決勝でもオイル漏れによってリタイアを余儀なくされたガスリー「パワーユニット側からのオイル漏れで、オイル圧が下がったので止めました。パワーユニット自体が壊れたわけではありませんし、問題箇所を締め直せば、また走れるような状態でした。トラブル自体は深刻なものではないのですが、0か100かで言えば(レースを失って)0ですから、結果としては同じことだと思っています。止まってしまえば、レースは終わってしまいますから」(田辺テクニカルディレクター)

 トロロッソ・ホンダは合計33ポイントで、コンストラクターズランキング9位。

 STR13のマシンパッケージが持っていたポテンシャルを考えれば、これは期待外れの結果だったと言うべきだろう。セッティング、戦略、ドライビング、信頼性……。さまざまなミスが重なり、実力どおりの結果を手にすることができない場面が多々あった。それが、この結果につながった。

「シーズン当初に目指していた結果とは、かなり違うよね。ホンダとのタッグがスタートして、簡単なシーズンにはならないと覚悟はしていたよ。でも、今シーズンはずっと中団グループがものすごい接戦だったんだ。

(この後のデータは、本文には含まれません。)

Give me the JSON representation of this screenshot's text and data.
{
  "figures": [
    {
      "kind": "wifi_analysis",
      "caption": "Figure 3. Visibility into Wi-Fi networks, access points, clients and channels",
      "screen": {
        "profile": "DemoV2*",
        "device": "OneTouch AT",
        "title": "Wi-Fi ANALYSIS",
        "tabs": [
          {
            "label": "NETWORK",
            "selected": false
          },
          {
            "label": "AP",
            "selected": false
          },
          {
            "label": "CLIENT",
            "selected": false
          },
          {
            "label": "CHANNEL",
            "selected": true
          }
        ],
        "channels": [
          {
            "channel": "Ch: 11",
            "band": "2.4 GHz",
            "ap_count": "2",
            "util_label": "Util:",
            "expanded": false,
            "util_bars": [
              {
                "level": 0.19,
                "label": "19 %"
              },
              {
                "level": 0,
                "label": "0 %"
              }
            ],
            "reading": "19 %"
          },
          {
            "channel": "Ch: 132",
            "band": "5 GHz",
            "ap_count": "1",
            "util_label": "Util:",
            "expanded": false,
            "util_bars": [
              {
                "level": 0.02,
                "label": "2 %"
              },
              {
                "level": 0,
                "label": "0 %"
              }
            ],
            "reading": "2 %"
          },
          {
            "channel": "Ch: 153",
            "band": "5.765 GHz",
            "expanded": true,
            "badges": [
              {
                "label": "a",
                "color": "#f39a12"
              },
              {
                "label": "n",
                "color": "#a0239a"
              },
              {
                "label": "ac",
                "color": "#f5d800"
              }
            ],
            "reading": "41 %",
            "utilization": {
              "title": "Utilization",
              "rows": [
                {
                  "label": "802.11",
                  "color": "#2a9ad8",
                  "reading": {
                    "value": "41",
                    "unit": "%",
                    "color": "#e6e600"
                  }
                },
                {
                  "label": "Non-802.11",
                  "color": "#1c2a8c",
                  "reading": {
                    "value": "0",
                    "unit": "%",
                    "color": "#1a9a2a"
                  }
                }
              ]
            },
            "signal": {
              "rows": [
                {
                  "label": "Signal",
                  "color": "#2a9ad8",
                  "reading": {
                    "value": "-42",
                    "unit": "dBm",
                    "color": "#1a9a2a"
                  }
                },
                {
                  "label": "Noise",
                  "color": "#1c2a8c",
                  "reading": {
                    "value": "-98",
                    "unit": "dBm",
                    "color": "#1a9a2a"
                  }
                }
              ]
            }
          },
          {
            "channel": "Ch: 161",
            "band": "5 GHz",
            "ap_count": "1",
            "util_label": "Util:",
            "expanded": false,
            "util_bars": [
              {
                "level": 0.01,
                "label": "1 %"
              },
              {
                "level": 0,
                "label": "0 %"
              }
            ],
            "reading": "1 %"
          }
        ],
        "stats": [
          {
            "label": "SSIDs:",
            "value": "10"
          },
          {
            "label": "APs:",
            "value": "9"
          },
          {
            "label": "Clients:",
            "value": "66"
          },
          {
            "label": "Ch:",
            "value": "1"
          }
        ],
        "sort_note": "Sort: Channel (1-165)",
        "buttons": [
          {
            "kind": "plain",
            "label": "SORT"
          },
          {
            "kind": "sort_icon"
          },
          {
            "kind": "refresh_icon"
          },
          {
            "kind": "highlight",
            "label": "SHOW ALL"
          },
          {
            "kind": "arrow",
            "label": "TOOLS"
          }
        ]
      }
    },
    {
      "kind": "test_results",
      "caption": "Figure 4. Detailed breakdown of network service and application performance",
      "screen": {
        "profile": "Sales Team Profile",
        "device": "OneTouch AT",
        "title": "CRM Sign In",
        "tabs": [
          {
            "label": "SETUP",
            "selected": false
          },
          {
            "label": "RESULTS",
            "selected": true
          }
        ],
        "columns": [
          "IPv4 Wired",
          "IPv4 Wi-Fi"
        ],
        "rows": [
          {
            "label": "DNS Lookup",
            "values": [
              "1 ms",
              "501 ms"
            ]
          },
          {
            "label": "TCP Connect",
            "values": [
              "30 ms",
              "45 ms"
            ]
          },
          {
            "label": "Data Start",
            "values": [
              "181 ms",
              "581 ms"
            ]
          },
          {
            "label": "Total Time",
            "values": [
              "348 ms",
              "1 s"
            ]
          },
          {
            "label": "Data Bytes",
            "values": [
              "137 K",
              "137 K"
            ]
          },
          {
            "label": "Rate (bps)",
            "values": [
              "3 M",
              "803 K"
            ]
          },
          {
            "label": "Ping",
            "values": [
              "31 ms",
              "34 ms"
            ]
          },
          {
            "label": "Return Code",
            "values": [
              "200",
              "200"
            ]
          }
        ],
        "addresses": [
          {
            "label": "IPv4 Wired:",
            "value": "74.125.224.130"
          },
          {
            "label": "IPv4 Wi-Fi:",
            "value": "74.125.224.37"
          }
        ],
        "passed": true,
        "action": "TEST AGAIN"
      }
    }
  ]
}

 レースによって中団最速のチームが入れ替わって、開幕戦はハースが圧勝だったけど、最終的にはルノーがランキング4位に。そんななかで僕らは、何度か自分たちのパッケージのポテンシャルをフルに引き出すこともできたけど、それができないこともあった。

 結果としては、他チームより50点も少ないポイントになってしまったけど、持っている実力としては中団グループのなかでかなりの接戦だった。この結果は本当の実力を反映したものだとも思わない。だからこそ、ガッカリしているけどね」

 そうシーズンを振り返ったガスリーは、今年初めてのエンジンブローに見舞われた予選後の技術ブリーフィングで、「このトラブルからきちんと学んで、来年に向けていいものを用意してくれ」と、ホンダの面々に語ったという。